With the point made on increasing drug prices then there may be more pressure to obtain more money for individuals who are addicts.  This in turn could lead to more burglaries being committed.  However, there is a valid point that could be made about property crime being tried back to drugs.  Hypothetically, if drugs on the streets and drug organized crime is completely eliminated or crippled to the point of having no solid presence then property crime could hypothetically decrease since drug availability has completely diminished.  If there is no drugs to purchase in the area then the connection of burglarizing for drugs could be eliminated.  This stance however is a perfect world scenario and complete eradication of illicit drugs could be incredibly difficult.  For this debate my stance would be to recognize that both drugs and property crime are inherently connected.  This connection is not 100% between each other but absolutely strong enough to conclude that distributing resources to one side or the other may have unbalancing consequences.  Perhaps attacking both property crime and drugs with equal resources and effort may yield the best results.
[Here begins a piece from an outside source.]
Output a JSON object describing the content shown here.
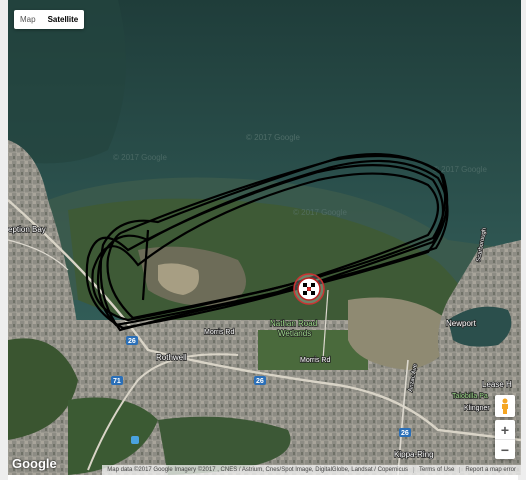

There is an interesting connection that could be tied biblically between drugs and property crime.  In 1 Peter 2, Saint Peter talks about how people who walk with the Lord should walk by example in order for others to follow.  Out of this understanding there is one bit of truth that makes a connection to the soul and falling victim to passion of the flesh.

“Beloved, I urge you as sojourners and exiles to abstain from the passions of the flesh, which wage war against your soul.  Keep your conduct among the Gentiles honorable, so that when they speak against you as evildoers, they may see your good deeds and glorify God on the day of visitation” (1 Peter 2: 11-12 ESV).

Now with the term flesh could mean both intimately or simply just physically in nature.  Historically, passion of the flesh likely meant by being consumed by intimacy.  Modern day application could theologically be a broad application of all excessive physical passions.  The point being here though is that of the waging war of ones’ soul.  Regardless whether someone is a believer of the Lord or not, addiction could be attributed to mental and physical havoc of one’s soul.  Those who are addicted now are suffering internally and by obtaining money by any means necessary, including burglary, may seem like the only way to calm the pain.


Blevins, K. R., Kuhns, J. B., & Lee, S. Z. (2012). Understanding Decisions to Burglarize from the Offender’s Perspective.  University of North Carolina.  Retrieved from

Schmalleger, F. (2014). Criminology (2nd ed.).  Upper Saddle River, NJ: Pearson Education Inc.